Multiplication takes large time?

Manjunath_Gudisi · May 21, 2009, 9:43am

Hi All,

#define d_coeff 1024

__global__  void foo( unsigned char* array_1, unsigned char* array_2 )

{

	long k = blockDim.x * blockIdx.x + threadIdx.x;

	

	if(k < 4320000 )

	{

		int ind = 0;

		// some operations here. ind is updated here.

		ind = array_2[k];

		

		unsigned short int coeff = 0;

		 coeff = array_2[ind << 8];

		for( int i = 0; i < 3; i++ )

		{

			int p_value = ( __mul24( array_1[i], coeff ) + d_coeff ) >> 8;

			array_1[i] = (unsigned char)p_value;

		}

	}

}

this kernel is called as:

foo<<<8438, 512>>>(array_1, array_2);

and array_1 and array_2 are of size 1728000.

Here whole execution time for this function is 14ms . If I comment array_1[i]* coeff in

inner for loop then executon time is 4ms.

My questions are :

(1)Does mutiplication take so much time?

(2)If Yes, then how to reduce the execution time of this multiplication?

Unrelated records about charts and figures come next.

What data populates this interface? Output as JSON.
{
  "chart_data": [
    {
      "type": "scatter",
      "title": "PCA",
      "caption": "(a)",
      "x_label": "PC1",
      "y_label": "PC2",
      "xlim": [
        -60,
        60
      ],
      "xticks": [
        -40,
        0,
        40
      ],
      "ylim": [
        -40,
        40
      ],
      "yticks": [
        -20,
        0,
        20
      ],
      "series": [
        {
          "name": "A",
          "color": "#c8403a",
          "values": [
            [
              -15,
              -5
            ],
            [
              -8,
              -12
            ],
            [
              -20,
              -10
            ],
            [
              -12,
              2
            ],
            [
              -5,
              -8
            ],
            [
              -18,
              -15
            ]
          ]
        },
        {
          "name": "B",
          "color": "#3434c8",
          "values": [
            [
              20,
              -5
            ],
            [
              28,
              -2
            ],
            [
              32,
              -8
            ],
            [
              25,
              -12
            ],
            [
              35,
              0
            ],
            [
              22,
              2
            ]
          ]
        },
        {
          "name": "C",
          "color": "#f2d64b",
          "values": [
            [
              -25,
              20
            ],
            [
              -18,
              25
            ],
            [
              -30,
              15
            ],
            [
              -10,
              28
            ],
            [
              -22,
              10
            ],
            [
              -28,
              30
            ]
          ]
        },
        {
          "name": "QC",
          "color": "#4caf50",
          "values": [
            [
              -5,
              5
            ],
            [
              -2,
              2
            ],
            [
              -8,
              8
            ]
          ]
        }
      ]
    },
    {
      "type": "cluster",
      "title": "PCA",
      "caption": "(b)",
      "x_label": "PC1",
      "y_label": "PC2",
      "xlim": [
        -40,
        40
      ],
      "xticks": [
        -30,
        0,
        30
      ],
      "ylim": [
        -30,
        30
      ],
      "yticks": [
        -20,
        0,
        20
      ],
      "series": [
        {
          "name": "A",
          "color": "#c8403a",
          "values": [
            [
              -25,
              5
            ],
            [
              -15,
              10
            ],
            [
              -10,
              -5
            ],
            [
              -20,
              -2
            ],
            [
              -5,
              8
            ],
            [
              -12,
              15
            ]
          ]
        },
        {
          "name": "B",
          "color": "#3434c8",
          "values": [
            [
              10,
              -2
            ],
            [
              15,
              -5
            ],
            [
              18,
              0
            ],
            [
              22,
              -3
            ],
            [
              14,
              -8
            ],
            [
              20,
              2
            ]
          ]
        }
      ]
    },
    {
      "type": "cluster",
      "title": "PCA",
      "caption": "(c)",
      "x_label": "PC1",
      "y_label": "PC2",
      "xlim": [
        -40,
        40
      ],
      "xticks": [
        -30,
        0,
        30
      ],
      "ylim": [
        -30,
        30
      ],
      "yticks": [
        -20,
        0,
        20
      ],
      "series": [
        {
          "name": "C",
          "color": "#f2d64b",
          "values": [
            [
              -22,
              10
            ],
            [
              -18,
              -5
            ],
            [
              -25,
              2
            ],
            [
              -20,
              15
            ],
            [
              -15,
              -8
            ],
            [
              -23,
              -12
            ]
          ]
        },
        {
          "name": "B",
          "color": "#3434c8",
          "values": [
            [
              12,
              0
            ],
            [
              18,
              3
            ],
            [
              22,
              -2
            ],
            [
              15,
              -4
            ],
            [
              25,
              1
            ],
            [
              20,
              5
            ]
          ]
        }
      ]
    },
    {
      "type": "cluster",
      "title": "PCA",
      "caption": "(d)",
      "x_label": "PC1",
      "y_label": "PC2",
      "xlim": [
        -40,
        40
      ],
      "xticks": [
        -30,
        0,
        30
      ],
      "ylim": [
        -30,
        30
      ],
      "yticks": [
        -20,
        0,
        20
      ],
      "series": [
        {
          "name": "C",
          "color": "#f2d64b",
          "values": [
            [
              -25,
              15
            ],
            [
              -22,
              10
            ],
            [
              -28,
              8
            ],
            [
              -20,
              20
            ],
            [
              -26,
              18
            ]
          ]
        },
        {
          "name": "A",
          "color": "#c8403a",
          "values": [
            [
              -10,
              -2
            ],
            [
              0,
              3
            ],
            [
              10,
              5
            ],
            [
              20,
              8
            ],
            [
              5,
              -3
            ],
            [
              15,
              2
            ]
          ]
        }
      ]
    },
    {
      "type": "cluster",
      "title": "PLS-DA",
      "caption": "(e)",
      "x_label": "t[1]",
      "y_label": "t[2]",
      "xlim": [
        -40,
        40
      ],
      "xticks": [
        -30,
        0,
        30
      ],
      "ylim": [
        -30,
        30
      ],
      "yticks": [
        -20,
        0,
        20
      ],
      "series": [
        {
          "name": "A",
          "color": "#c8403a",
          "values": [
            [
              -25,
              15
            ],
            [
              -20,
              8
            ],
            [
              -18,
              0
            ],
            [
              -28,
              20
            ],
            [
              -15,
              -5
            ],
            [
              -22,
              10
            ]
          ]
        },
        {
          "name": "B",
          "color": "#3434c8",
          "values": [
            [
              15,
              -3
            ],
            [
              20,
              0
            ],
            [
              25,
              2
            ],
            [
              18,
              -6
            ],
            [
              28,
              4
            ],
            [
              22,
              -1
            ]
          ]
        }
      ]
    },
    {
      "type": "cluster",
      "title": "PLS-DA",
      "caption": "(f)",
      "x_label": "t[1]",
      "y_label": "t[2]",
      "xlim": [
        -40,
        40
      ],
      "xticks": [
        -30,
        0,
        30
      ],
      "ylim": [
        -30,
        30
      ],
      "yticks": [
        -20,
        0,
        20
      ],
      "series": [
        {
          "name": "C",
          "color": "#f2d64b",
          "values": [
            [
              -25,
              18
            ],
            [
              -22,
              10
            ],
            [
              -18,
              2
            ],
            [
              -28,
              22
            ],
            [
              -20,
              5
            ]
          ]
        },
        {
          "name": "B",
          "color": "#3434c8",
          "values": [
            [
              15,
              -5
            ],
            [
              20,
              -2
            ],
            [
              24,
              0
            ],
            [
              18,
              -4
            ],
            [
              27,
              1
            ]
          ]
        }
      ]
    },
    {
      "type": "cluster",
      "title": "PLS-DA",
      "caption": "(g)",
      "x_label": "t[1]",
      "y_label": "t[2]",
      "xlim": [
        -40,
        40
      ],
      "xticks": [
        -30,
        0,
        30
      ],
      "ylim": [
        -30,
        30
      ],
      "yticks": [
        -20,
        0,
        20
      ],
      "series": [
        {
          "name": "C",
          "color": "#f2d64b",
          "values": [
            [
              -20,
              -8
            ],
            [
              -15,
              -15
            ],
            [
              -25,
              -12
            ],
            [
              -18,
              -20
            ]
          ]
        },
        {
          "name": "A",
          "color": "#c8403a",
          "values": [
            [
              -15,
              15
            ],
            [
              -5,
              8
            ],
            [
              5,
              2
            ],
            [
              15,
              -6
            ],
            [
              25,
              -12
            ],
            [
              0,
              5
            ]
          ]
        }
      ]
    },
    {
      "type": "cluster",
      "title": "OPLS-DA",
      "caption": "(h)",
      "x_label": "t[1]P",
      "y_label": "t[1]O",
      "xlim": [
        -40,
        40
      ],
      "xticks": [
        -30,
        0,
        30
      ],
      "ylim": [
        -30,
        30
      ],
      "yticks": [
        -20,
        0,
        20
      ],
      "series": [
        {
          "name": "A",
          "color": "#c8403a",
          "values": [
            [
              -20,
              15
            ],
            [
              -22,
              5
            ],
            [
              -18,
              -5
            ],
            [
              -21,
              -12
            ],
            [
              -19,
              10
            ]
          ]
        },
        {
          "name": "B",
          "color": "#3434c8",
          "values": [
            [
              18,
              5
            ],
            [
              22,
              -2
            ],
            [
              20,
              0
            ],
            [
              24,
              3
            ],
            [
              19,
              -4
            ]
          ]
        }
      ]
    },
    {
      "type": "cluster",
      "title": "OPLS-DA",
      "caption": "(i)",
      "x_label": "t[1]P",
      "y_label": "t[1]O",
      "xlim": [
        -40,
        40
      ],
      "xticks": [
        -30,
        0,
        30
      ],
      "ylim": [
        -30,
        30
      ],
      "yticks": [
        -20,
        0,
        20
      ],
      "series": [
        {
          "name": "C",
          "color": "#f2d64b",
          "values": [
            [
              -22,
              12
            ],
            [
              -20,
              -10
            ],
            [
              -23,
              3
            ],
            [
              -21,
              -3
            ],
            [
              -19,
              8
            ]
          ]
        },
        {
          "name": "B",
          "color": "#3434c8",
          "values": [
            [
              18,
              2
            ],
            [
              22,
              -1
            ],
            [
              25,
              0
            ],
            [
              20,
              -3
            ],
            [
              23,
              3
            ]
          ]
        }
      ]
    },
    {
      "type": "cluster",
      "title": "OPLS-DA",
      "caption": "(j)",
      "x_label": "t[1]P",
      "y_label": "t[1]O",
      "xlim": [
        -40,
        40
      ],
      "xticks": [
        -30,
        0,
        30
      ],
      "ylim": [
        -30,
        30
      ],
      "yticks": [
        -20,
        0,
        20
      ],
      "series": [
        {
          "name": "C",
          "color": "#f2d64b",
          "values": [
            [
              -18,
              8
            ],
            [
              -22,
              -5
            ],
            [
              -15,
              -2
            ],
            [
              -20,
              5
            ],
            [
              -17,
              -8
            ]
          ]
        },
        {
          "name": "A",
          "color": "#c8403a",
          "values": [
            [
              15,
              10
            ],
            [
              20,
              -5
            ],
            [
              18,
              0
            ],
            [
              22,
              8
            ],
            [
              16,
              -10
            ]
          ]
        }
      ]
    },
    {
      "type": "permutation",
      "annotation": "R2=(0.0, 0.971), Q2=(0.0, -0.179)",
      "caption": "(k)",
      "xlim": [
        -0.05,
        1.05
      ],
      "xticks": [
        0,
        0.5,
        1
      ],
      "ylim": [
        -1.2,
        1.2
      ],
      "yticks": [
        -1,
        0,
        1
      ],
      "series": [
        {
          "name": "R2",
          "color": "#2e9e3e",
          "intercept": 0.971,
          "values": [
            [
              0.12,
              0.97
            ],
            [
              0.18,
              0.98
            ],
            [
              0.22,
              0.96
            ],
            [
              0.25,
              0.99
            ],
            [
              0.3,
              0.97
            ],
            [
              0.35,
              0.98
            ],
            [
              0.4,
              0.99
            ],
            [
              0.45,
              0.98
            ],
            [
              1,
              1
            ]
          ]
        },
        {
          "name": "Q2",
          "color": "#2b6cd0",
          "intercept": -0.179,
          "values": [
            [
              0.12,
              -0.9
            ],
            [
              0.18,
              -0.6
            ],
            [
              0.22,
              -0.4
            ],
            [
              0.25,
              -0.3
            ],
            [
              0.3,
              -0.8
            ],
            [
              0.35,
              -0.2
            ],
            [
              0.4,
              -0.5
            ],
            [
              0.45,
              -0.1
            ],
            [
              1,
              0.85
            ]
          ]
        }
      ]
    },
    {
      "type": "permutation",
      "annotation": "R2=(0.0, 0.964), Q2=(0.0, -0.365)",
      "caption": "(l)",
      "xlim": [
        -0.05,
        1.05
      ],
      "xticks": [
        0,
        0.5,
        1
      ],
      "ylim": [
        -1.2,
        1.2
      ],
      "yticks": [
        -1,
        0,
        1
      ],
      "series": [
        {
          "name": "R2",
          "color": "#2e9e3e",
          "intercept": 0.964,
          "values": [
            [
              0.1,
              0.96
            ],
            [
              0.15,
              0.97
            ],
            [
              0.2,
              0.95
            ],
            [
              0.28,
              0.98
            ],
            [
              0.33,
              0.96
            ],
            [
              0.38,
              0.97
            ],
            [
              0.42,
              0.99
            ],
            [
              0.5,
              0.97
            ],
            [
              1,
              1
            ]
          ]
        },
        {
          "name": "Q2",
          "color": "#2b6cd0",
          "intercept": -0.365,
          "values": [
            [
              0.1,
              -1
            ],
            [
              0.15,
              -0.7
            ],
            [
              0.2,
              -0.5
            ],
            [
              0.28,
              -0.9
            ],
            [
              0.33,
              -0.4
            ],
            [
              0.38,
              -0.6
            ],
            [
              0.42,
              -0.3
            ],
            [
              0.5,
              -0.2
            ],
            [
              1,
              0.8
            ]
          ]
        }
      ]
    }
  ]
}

I have used <b>__mul24(array_1[i],coeff)</b> instead of <b>array_1[i]* coeff</b>, but 

didnot get any improvement in  execution time time.

x248 · May 21, 2009, 10:01am

Hi All,
#define d_coeff 1024

__global__  void foo( unsigned char* array_1, unsigned char* array_2 )

{

	long k = blockDim.x * blockIdx.x + threadIdx.x;

	

	if(k < 4320000 )

	{

		int ind = 0;

		// some operations here. ind is updated here.

		ind = array_2[k];

		

		unsigned short int coeff = 0;

		 coeff = array_2[ind << 8];

		for( int i = 0; i < 3; i++ )

		{

			int p_value = ( __mul24( array_1[i], coeff ) + d_coeff ) >> 8;

			array_1[i] = (unsigned char)p_value;

		}

	}

}
this kernel is called as:

foo<<<8438, 512>>>(array_1, array_2);

and array_1 and array_2 are of size 1728000.

Here whole execution time for this function is 14ms . If I comment array_1[i]* coeff in

inner for loop then executon time is 4ms.

My questions are :

(1)Does mutiplication take so much time?

(2)If Yes, then how to reduce the execution time of this multiplication?
I have used <b>__mul24(array_1[i],coeff)</b> instead of <b>array_1[i]* coeff</b>, but 

didnot get any improvement in  execution time time.

You are using array.

see http://forums.nvidia.com/index.php?showtopic=97222&st=20

with array you are in local memory and not the register.

Try wihout array, and you will see the performance…

Jamie_K · May 21, 2009, 2:03pm

You also have an obvious race condition on array_1. It won’t hurt performance but your program will not work correctly. Your main problem is you are in the wrong line of work.